In questo periodo di crisi pandemica il personale sociosanitario è stato più volte citato come indispensabile e siamo stati visti come eroi(ne) di guerra. Tuttavia l’opinione pubblica, e in parte anche quella politica, si dimenticano spesso che quanto viene fatto giornalmente nelle strutture ospedaliere, nelle case anziani, nei servizi di assistenza e cura a domicilio e nelle istituzioni sociali è la norma, da quando esistono queste professioni. Il nostro operato molte volte viene ancora visto come una vocazione e non come una professione che richiede molto impegno. Infatti i turni nei giorni festivi e di notte, la burocrazia crescente, lo spostamento frequente dei giorni di riposo, i picchetti (ufficiali e ufficiosi) cui siamo sottoposti… spiegano perché noi operatrici e operatori siamo sovente stanchi.
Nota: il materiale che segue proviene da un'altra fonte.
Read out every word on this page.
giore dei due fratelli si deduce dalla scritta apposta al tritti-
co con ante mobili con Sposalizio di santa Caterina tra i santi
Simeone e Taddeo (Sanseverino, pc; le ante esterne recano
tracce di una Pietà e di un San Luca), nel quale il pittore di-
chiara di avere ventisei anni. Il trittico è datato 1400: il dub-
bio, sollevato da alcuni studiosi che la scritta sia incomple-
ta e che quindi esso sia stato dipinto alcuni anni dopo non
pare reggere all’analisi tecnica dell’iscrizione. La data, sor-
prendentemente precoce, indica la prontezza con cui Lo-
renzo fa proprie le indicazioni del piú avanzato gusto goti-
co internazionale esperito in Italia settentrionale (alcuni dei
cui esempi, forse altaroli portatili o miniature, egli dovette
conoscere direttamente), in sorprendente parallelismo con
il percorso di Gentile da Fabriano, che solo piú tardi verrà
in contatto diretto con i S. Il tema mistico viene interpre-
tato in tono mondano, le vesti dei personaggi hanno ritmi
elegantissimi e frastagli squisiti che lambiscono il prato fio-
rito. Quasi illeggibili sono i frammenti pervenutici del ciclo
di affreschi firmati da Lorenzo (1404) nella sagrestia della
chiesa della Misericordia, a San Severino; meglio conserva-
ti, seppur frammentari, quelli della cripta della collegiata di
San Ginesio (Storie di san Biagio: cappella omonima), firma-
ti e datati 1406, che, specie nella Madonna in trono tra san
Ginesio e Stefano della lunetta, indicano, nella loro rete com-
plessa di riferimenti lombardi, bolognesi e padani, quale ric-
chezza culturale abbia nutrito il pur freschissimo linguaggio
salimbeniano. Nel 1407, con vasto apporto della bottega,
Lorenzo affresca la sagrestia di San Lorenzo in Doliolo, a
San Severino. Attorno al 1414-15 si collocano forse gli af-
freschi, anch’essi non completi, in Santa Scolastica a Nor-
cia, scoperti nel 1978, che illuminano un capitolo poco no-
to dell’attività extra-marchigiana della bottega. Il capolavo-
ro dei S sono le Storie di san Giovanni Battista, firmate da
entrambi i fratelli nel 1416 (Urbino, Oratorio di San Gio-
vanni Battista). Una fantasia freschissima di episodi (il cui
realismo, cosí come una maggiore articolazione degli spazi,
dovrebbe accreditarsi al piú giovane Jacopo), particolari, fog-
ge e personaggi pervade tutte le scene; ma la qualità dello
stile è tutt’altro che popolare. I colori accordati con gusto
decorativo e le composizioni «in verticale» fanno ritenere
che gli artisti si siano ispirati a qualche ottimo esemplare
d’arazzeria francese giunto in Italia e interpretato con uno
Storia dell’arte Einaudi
Abbiamo scelto questo lavoro perché ci dà soddisfazione, perché è una scuola per la nostra vita, perché essere al servizio di chi ha bisogno delle nostre cure è fonte di gioia e ci fa sentire utili. Per essere performanti e sempre sul pezzo, come si dice al giorno d’oggi, abbiamo bisogno però di essere compresi e valorizzati, riconoscendo quanto facciamo tutti i giorni. Desideriamo essere adeguatamente considerati in termini di salario e di tempo libero. Vogliamo avere a disposizione più personale per avere turni di lavoro meno pesanti e godere di un giusto riposo. Il personale sanitario stanco e demotivato rischia di commettere errori e di entrare nella routine, che è il vero veleno per la qualità delle cure.
Fra otto anni sarò in età di pensionamento e quindi probabilmente beneficerò per poco tempo delle riforme che rivendico oggi, ma faccio appello alle nuove generazioni di non desistere e di lottare, affinché la nostra bellissima professione venga pienamente riconosciuta. Spero che i miglioramenti per i quali lottiamo possano stimolare altre/i giovani ad intraprendere questo cammino professionale. Vi invito dunque a partecipare alla mobilitazione del personale sociosanitario il prossimo 29 maggio.